This month, thousands of Americans who entered public school lotteries will find out who “won” and who “lost.” We’ve been conditioned to treat public school lotteries like the mega-millions lotto. Some schools are considered the “jackpot” and our perceived chances at winning the lotto are low. Playing the lottery is fun, but we can’t apply this mindset to the public school lotteries because statistically, none of us will win.
Public school lotteries vow to diversify the student bodies at each site, but research shows this rarely happens. Meanwhile, hundreds of parents band together to share notes and multi-page spreadsheets about the pros, cons, and even the statistical probability of getting into a school based on how often they clear their waitlists and fulfill spots for area attendees. Imagine if the hours spent touring schools, following Facebook posts, and analyzing data were spent making our schools more successful.
As a parent of a soon-to-be public school attendee, I just went through the lottery process. I followed the posts of stressed-out parents who needed advice on ordering their top 20 schools. I felt laid back through the whole process because I listed my area attendance school–an under-enrolled, Title 1 school–as my number one choice, all but guaranteeing acceptance. Parent after parent asked me why I didn’t “play the game” and one even suggested that I wasn’t prioritizing my child’s well-being over my own ease. To be sure, I was doing plenty of my own research: research that showed prioritizing diversity is better for all students in a school, research that demonstrates how cross-class friendships have positive outcomes, and discussions urging progressive white parents to demonstrate their self-described “value of diversity” by sending their kids to diverse schools.

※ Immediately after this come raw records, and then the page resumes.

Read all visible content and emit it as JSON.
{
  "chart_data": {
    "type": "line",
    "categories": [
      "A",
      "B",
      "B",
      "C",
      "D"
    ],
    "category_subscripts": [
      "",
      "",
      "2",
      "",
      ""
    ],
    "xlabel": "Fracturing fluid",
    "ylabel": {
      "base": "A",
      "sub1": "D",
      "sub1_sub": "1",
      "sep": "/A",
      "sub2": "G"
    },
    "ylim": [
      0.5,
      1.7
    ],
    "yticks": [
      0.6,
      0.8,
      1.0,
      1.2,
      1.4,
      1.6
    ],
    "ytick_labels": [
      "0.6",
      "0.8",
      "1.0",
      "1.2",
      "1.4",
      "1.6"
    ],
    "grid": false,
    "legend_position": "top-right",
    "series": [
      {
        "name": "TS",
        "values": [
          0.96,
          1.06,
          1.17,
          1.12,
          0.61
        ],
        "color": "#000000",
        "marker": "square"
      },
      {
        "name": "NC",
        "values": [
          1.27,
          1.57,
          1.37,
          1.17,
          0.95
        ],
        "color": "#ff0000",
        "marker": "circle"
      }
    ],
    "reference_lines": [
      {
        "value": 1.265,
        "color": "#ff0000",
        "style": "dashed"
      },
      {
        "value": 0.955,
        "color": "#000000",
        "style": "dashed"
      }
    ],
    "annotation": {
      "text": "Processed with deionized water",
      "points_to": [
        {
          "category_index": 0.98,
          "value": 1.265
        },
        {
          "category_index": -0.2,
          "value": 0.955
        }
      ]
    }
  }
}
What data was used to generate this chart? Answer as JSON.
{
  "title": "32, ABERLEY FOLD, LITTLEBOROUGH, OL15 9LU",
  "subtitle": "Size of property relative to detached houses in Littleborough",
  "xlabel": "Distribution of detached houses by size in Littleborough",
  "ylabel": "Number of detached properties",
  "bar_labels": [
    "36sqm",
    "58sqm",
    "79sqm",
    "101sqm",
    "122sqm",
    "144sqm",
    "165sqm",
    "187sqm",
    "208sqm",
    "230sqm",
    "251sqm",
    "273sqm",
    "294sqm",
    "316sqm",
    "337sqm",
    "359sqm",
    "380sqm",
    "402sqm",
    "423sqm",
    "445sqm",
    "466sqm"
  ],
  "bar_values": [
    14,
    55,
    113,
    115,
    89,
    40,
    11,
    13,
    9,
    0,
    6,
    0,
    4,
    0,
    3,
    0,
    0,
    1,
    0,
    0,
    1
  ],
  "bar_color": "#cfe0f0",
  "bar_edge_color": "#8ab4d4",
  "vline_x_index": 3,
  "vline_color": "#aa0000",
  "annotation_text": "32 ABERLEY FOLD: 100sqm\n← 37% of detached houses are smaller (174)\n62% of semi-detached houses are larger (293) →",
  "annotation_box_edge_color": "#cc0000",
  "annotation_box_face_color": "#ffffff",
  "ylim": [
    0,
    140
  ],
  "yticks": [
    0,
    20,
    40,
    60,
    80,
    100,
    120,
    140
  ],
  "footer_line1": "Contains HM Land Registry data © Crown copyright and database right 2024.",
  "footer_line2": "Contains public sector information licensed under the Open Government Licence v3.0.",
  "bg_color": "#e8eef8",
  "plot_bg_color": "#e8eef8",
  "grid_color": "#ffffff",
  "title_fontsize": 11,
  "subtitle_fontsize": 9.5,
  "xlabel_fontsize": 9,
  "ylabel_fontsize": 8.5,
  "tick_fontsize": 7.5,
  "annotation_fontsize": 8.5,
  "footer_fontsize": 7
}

When I toured schools, I didn’t ask about test scores or cutting-edge STEM curriculum. Instead, I noted when there were teachers and administrators of color, low teacher turnover, and happy kids in classrooms. I thought about how having school friends who live in our neighborhood would enhance my child’s wellbeing. And I reminded myself that as a white cisgender male, my kid will be fine no matter what school he attends.
It’s easy to “play” the game and rank our schools from best to worst. It’s better to spend time investing in our community, living progressive values, and making schools a better place for all students. The lottery process is an exercise in continuously recognizing privilege. If you find yourself being drawn in by the explanation, “but if I have the opportunity to do what’s best for my child, I’m going to do it,” then chances are you’re speaking from a privileged position. Instead, let’s ask ourselves what’s best for all of our city’s children. If a school is not good enough for my kid, then is it really good enough for any kid? When we turn this into a game, nobody wins, including our kids.